Bill Knight column for Mon., Tues. or Wed., Sept., 12, 13 or 14
If union memberships had stayed at a level comparable to 1979’s numbers, non-union workers in the private sector would have earned an annual average of 5 percent more (about $2,700 a year), according to a new study by the labor-backed Economic Policy Institute (EPI), “Union decline lowers wages of non-union workers.”
EPI shows the decline in union membership costs non-union workers together about $133 billion per year. That translates to the average non-unionized male worker without a college degree failing to earn an additional $3,016, EPI reports, and those with only a high school diploma or less sacrificing more: $3,172.
“In the debates over the causes of wage stagnation, the decline in union power has not received nearly as much attention as globalization, technological change, and the slowdown in Americans’ educational attainment,” write EPI’s Patrick Denice, Jennifer Laird and Jake Rosenfeld. “Unions, especially in industries and regions where they are strong, help boost the wages of all workers by establishing pay and benefit standards that many nonunion firms adopt. But this union boost to nonunion pay has weakened as the share of private-sector workers in a union has fallen from 1 in 3 in the 1950s to about 1 in 20 today.”
Unions, of course, improve working conditions and pay for members, but their efforts also affect all workers. Unions’ mere presence achieves this by employers competing with decent wages, hours and working conditions to discourage organizing by non-union employees; by politicking for overall workplace gains through legislation; and through larger social influences promoting a fair share for everyday workers.
“Something changed,” writes Richard Eskow of Campaign for America’s Future. “Popular culture in the 1980s glamorized greedy Wall Streeters and celebrated the Gilded Age excesses of a tiny but highly visible ultra-wealthy class. (Remember Gordon Gekko, and ‘Lifestyles of the Rich and Famous’?) Then tech entrepreneurs hijacked our national mythos with an Internet-fueled ideological fantasy: that anybody with a great idea could become a billionaire on the Web.
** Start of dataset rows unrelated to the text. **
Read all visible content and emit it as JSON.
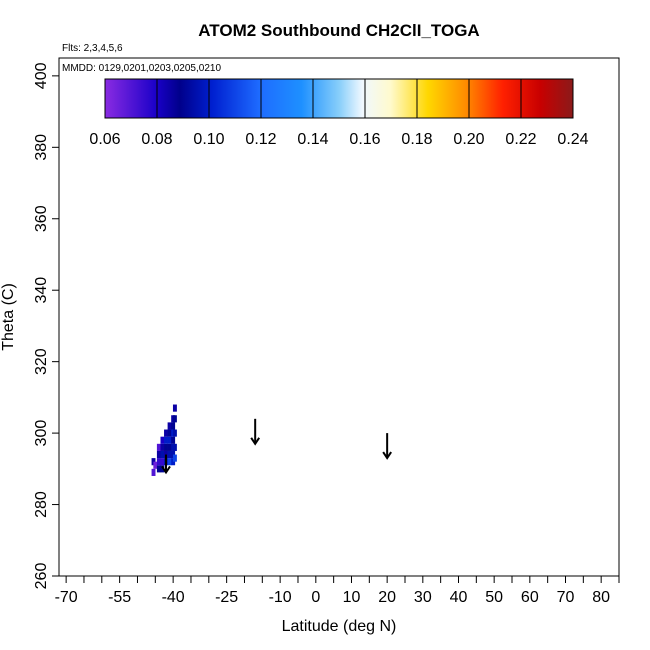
{
  "chart_data": {
    "type": "heatmap",
    "title": "ATOM2 Southbound CH2ClI_TOGA",
    "flights_note": "Flts: 2,3,4,5,6",
    "dates_note": "MMDD: 0129,0201,0203,0205,0210",
    "xlabel": "Latitude (deg N)",
    "ylabel": "Theta (C)",
    "xlim": [
      -72,
      85
    ],
    "ylim": [
      260,
      405
    ],
    "xticks": [
      -70,
      -55,
      -40,
      -25,
      -10,
      0,
      10,
      20,
      30,
      40,
      50,
      60,
      70,
      80
    ],
    "xticks_minor": [
      -65,
      -60,
      -50,
      -45,
      -35,
      -30,
      -20,
      -15,
      -5,
      5,
      15,
      25,
      35,
      45,
      55,
      65,
      75,
      85
    ],
    "yticks": [
      260,
      280,
      300,
      320,
      340,
      360,
      380,
      400
    ],
    "colorbar": {
      "min": 0.06,
      "max": 0.24,
      "ticks": [
        0.06,
        0.08,
        0.1,
        0.12,
        0.14,
        0.16,
        0.18,
        0.2,
        0.22,
        0.24
      ],
      "tick_labels": [
        "0.06",
        "0.08",
        "0.10",
        "0.12",
        "0.14",
        "0.16",
        "0.18",
        "0.20",
        "0.22",
        "0.24"
      ],
      "stops": [
        [
          0.0,
          "#8a2be2"
        ],
        [
          0.11,
          "#1a00c8"
        ],
        [
          0.16,
          "#00008b"
        ],
        [
          0.23,
          "#0020d0"
        ],
        [
          0.33,
          "#1e6bff"
        ],
        [
          0.42,
          "#1e90ff"
        ],
        [
          0.5,
          "#87cefa"
        ],
        [
          0.55,
          "#f0f8ff"
        ],
        [
          0.61,
          "#fffacd"
        ],
        [
          0.69,
          "#ffd700"
        ],
        [
          0.77,
          "#ff8c00"
        ],
        [
          0.85,
          "#ff2000"
        ],
        [
          0.93,
          "#c80000"
        ],
        [
          1.0,
          "#8b1a1a"
        ]
      ]
    },
    "series": [
      {
        "values": [
          {
            "x": -45.5,
            "y": 289,
            "v": 0.07
          },
          {
            "x": -45.5,
            "y": 292,
            "v": 0.085
          },
          {
            "x": -45.0,
            "y": 291,
            "v": 0.065
          },
          {
            "x": -44.0,
            "y": 290,
            "v": 0.09
          },
          {
            "x": -44.0,
            "y": 292,
            "v": 0.075
          },
          {
            "x": -44.0,
            "y": 294,
            "v": 0.085
          },
          {
            "x": -44.0,
            "y": 296,
            "v": 0.07
          },
          {
            "x": -43.0,
            "y": 290,
            "v": 0.09
          },
          {
            "x": -43.0,
            "y": 292,
            "v": 0.075
          },
          {
            "x": -43.0,
            "y": 294,
            "v": 0.095
          },
          {
            "x": -43.0,
            "y": 296,
            "v": 0.085
          },
          {
            "x": -43.0,
            "y": 298,
            "v": 0.08
          },
          {
            "x": -42.0,
            "y": 292,
            "v": 0.095
          },
          {
            "x": -42.0,
            "y": 294,
            "v": 0.085
          },
          {
            "x": -42.0,
            "y": 296,
            "v": 0.09
          },
          {
            "x": -42.0,
            "y": 298,
            "v": 0.1
          },
          {
            "x": -42.0,
            "y": 300,
            "v": 0.085
          },
          {
            "x": -41.0,
            "y": 292,
            "v": 0.11
          },
          {
            "x": -41.0,
            "y": 294,
            "v": 0.095
          },
          {
            "x": -41.0,
            "y": 296,
            "v": 0.09
          },
          {
            "x": -41.0,
            "y": 298,
            "v": 0.1
          },
          {
            "x": -41.0,
            "y": 300,
            "v": 0.09
          },
          {
            "x": -41.0,
            "y": 302,
            "v": 0.085
          },
          {
            "x": -40.0,
            "y": 292,
            "v": 0.1
          },
          {
            "x": -40.0,
            "y": 294,
            "v": 0.095
          },
          {
            "x": -40.0,
            "y": 296,
            "v": 0.095
          },
          {
            "x": -40.0,
            "y": 298,
            "v": 0.09
          },
          {
            "x": -40.0,
            "y": 300,
            "v": 0.1
          },
          {
            "x": -40.0,
            "y": 302,
            "v": 0.09
          },
          {
            "x": -40.0,
            "y": 304,
            "v": 0.085
          },
          {
            "x": -39.5,
            "y": 293,
            "v": 0.11
          },
          {
            "x": -39.5,
            "y": 296,
            "v": 0.095
          },
          {
            "x": -39.5,
            "y": 300,
            "v": 0.095
          },
          {
            "x": -39.5,
            "y": 304,
            "v": 0.09
          },
          {
            "x": -39.5,
            "y": 307,
            "v": 0.085
          }
        ]
      }
    ],
    "annotations": [
      {
        "type": "arrow-down",
        "x": -42.0,
        "y_top": 294,
        "y_bottom": 289
      },
      {
        "type": "arrow-down",
        "x": -17.0,
        "y_top": 304,
        "y_bottom": 297
      },
      {
        "type": "arrow-down",
        "x": 20.0,
        "y_top": 300,
        "y_bottom": 293
      }
    ]
  }
}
“Working people lost their place in the national pantheon,” Eskow adds. “How could the rights of ‘ordinary’ men and women compete with the jet-piloting or turtleneck-wearing star power of billionaire CEOs, those temperamental tyrants whose collective passage from nerdy losers to corporate predators had forged a new Hero’s Journey for our soul-sick age?”
However, politics at state and national levels changed dramatically. The Eisenhower-era Republican Party was far different that today’s GOP. Ike – whose first-term Secretary of Labor, Martin Patrick Durkin, was a plumber – publicly boasted of the growth of organized labor. Meanwhile, the Democratic Party and its “New Democrats” in the 1980s and ’90s moved closer to Wall Street and the technology boom, dismissing unions like a pumpkin in a punch bowl. Plus, a trend has been increasingly accepted as the New Normal: the so-called sharing economy, promoting “flexible” contingent jobs such as part-time teachers and Uber drivers.
But among unions’ rank and file, labor unrest in the United States last year was more frequent and widespread, according to data from the Bureau of Labor Statistics, which noted that strikes involved about 47,000 workers. That was the first year since 2011 that saw the number of work stoppages increase, and the first year since 2012 to see the number of workers involved in industrial disputes rise.
That’s an early insight in the new book “Necessary Trouble: Americans in Revolt,” by Sarah Jaffe, who notes recent good news in progressive mass movements and grassroots actions including Occupy Wall Street, the sit-down strike and ultimate takeover of the Republic Windows and Doors factory in Chicago, the teachers’ strike there, and the nationwide OUR Walmart and Fight for 15 struggles.
One strength of such revivals of job actions and emerging movements is what’s called “intersectionality,” the circumstance where people experience various types of oppression such as job discrimination, racism and sexism) as “intertwined, overlapping experiences.”
Such actions often are “analyzed as if they had each happened in a vacuum,” Jaffe continues. “In fact, as I followed them through the years, I would find similar patterns and even direct connections between them.”
As always, organizing is key, Jaffe writes.
“The next challenge for the movements will be creating organizations that last, that suit the needs of 21st-century troublemakers, that can be flexible and still enduring, that can overlap and connect up with one another and create more long-term plans for the future they want to see,” she says.